I mapped them out using a website called the Wiltshire White Horses, which unfortunately doesn't seem to exist any longer.
I've chosen three of my favourites, one in Oxfordshire, one in Wiltshire, and my local, in Kilburn.
The first one is called the Uffington White Horse, and is in Uffington, (Oxfordshire, SN7 7UK). It is the oldest known in Britain, being constructed in the Bronze Age. It is run by the National Trust and here is the website to view it from the air. As you can see, once you are on the ground, it is hard to get a good photo of it.
This one is my very favourite (shhh, don't tell Kilburn!), mainly because of its age and style. It is beautifully abstract and flows across the landscape.

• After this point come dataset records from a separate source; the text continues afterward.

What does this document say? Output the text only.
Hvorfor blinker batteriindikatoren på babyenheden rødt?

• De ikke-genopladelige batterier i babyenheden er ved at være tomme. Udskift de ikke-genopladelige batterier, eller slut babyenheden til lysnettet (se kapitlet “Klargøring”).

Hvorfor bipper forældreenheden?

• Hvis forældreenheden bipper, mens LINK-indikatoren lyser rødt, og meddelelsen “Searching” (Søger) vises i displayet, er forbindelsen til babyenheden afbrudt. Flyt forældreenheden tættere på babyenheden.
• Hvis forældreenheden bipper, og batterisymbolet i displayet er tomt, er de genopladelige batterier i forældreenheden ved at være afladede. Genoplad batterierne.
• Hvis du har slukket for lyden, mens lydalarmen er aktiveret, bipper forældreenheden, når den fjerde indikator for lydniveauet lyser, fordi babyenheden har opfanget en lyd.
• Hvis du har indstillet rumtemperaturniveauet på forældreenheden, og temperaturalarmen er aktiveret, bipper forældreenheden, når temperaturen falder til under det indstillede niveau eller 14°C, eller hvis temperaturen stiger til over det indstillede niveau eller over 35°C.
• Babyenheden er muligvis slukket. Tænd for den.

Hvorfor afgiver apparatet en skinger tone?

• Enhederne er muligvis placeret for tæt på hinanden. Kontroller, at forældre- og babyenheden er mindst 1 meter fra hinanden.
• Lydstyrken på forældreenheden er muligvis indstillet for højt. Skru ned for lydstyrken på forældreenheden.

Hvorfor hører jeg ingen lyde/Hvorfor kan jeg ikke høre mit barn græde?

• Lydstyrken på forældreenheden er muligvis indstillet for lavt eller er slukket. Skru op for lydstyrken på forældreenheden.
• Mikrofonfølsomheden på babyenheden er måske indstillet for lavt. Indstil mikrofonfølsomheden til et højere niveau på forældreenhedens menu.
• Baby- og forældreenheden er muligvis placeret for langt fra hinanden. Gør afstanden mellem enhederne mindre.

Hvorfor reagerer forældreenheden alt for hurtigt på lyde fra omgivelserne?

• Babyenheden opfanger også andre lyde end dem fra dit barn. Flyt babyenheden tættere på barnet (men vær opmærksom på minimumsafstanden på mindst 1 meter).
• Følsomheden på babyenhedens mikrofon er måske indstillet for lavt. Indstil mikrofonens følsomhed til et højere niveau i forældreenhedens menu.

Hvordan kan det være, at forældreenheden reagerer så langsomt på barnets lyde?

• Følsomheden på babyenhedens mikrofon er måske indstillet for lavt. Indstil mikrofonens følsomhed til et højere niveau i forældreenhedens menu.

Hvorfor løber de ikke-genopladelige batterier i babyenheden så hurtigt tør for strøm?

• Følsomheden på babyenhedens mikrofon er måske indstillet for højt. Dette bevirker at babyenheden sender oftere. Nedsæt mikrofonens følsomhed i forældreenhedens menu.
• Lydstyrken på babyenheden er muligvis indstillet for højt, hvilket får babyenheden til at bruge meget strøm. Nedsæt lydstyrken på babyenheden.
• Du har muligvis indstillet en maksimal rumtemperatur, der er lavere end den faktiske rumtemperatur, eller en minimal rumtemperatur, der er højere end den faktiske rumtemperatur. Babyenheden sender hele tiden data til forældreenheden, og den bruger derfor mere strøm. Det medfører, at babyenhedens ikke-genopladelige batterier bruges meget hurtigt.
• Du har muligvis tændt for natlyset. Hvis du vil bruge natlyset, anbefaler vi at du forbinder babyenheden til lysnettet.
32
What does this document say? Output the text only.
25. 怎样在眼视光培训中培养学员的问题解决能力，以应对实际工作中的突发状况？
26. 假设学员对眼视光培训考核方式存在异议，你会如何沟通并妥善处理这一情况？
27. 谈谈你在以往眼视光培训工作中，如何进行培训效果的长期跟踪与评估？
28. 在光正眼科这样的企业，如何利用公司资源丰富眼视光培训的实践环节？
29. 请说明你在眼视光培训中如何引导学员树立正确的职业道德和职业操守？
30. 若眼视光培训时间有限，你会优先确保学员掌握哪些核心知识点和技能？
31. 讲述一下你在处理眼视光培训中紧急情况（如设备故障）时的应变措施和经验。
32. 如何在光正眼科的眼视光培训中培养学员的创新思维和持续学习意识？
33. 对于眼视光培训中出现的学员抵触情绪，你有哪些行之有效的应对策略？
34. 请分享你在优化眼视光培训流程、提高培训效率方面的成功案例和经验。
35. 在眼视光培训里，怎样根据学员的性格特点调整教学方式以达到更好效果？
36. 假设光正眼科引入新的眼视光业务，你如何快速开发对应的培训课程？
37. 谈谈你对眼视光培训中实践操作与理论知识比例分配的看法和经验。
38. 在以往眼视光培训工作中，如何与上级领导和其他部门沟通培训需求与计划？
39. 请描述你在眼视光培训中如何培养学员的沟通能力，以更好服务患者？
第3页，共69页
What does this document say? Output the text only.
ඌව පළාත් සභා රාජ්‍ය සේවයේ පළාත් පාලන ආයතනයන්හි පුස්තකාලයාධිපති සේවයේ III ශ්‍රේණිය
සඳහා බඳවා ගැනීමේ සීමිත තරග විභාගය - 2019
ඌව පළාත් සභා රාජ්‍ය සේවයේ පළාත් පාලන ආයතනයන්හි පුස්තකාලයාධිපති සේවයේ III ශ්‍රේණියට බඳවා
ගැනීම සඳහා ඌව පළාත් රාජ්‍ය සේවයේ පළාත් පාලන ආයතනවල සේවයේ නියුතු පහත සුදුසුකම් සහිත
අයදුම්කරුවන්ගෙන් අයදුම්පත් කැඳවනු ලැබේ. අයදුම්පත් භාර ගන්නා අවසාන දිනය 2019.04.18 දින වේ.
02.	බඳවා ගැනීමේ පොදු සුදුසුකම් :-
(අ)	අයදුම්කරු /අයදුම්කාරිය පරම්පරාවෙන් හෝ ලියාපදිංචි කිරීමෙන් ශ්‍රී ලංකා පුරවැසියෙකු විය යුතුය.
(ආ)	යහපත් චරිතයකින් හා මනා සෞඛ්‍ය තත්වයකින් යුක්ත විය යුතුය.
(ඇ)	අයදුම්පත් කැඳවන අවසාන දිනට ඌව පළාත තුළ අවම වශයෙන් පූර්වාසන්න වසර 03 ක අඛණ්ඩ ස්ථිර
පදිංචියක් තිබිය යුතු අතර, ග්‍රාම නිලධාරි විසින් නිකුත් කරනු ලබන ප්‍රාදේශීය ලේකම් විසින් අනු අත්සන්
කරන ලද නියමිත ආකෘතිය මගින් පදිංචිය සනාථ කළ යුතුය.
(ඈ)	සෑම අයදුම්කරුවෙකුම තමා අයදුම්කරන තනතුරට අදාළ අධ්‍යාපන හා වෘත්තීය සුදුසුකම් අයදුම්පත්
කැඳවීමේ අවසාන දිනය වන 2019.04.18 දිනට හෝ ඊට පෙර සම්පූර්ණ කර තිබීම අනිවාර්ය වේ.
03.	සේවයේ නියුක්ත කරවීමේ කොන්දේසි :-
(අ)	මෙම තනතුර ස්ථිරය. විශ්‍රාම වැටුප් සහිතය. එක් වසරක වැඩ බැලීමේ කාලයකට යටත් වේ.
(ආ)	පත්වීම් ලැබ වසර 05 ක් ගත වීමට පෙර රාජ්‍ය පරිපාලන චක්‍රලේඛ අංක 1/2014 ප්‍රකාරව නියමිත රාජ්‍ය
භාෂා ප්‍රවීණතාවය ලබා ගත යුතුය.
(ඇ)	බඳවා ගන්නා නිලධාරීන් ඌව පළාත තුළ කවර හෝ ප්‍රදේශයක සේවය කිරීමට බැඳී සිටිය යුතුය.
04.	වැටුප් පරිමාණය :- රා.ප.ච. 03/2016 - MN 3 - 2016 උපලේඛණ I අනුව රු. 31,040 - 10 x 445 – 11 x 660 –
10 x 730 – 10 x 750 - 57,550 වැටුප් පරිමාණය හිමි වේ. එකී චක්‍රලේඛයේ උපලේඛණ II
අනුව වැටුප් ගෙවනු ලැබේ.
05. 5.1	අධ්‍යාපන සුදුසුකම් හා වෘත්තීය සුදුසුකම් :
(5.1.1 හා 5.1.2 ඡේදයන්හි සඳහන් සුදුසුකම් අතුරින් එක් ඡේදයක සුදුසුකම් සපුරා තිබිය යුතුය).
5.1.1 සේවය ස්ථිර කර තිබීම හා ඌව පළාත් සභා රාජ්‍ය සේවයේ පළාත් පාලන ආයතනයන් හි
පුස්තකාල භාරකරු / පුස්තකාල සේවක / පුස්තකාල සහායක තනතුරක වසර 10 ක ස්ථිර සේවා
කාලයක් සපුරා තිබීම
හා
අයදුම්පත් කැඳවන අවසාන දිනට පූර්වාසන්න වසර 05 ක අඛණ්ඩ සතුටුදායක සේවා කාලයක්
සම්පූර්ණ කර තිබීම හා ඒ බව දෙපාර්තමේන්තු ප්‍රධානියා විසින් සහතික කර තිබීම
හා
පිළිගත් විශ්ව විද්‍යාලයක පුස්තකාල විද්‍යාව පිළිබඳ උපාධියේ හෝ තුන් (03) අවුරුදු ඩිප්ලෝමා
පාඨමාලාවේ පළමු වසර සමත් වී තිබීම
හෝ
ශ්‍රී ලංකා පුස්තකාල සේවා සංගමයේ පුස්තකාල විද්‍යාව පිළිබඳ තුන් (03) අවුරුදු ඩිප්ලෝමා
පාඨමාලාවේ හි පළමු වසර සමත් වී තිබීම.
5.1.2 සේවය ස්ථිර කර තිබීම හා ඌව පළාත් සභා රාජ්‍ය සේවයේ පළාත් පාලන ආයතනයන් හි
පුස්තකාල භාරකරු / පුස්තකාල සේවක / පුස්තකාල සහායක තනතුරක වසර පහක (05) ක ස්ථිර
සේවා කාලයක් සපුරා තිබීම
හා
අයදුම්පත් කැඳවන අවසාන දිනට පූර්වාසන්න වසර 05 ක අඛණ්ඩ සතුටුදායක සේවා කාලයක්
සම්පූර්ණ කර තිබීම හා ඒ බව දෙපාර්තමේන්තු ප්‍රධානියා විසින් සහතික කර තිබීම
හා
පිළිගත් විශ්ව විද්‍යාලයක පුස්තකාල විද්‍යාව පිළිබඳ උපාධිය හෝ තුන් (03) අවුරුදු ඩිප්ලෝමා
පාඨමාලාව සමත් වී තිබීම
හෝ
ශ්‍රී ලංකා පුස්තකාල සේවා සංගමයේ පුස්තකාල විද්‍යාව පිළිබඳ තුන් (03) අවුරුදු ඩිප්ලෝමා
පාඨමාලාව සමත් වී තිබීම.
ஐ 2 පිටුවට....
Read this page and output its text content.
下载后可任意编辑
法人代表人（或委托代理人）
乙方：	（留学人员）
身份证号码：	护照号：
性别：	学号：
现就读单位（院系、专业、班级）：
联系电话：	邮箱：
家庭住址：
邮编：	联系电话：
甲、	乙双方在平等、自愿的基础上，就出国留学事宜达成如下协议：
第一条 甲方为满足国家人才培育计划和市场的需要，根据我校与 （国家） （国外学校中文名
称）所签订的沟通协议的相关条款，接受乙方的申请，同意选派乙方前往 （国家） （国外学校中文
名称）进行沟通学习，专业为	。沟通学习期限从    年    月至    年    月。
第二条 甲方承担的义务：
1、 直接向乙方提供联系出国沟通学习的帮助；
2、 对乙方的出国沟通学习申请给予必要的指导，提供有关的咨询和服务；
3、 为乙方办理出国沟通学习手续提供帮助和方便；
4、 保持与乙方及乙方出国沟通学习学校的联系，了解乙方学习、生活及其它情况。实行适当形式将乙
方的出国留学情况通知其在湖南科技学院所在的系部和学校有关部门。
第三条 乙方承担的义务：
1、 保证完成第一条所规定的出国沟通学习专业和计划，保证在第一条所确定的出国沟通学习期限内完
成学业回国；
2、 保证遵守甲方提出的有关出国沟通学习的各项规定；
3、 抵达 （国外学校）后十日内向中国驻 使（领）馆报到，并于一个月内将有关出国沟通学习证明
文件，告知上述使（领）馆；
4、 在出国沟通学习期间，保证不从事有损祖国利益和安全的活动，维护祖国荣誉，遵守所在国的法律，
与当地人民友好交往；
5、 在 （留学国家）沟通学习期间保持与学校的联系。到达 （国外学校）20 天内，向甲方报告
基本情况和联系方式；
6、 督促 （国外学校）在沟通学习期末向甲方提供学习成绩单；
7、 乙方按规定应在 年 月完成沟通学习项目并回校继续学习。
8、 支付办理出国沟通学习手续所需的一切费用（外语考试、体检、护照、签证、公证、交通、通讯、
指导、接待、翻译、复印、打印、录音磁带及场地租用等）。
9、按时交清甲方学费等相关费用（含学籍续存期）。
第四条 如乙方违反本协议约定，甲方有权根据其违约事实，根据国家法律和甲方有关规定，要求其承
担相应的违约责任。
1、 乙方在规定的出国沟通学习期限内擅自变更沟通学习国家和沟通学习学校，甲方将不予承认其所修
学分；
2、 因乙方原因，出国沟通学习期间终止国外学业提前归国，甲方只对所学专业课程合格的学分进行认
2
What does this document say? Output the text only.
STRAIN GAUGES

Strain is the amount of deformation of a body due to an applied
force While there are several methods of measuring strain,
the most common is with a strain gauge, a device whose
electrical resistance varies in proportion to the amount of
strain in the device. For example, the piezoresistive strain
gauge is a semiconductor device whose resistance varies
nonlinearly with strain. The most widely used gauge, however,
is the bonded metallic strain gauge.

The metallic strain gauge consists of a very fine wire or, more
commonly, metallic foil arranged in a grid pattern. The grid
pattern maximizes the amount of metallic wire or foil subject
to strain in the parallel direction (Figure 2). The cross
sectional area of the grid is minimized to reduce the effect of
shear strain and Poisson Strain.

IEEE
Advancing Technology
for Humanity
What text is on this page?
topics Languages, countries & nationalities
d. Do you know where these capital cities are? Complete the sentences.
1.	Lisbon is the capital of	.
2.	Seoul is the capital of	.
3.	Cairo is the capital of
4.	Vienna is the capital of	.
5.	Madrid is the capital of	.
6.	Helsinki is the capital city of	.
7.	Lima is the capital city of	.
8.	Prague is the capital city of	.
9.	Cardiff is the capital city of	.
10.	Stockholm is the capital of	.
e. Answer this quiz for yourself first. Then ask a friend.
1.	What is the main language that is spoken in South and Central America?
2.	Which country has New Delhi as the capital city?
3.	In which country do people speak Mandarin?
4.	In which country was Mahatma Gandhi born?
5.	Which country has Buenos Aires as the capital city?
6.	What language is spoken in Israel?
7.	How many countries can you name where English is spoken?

The second one is the Westbury White Horse in Westbury, (Wiltshire, BA13 3EP). While it is located below an Iron Age fort, it wasn't built until the late 1600s. It is run by English Heritage, and here is the website for a little more history.
The third one has to be my local white horse, the Kilburn White Horse, Kilburn, (Thirsk YO61 4AN). It was constructed in 1857, by a local schoolteacher and volunteers. Here is a bit more information on the local town website. It is now under the care of the Forestry Commission, who give it a new whitewash every so often.
Theories abound as to why they were built, from appeasing the gods to commemorating a battle to one-upmanship. Following the trail in Wiltshire is like a big treasure hunt. There is also a 94 mile walking trail that takes in many of the hill figures.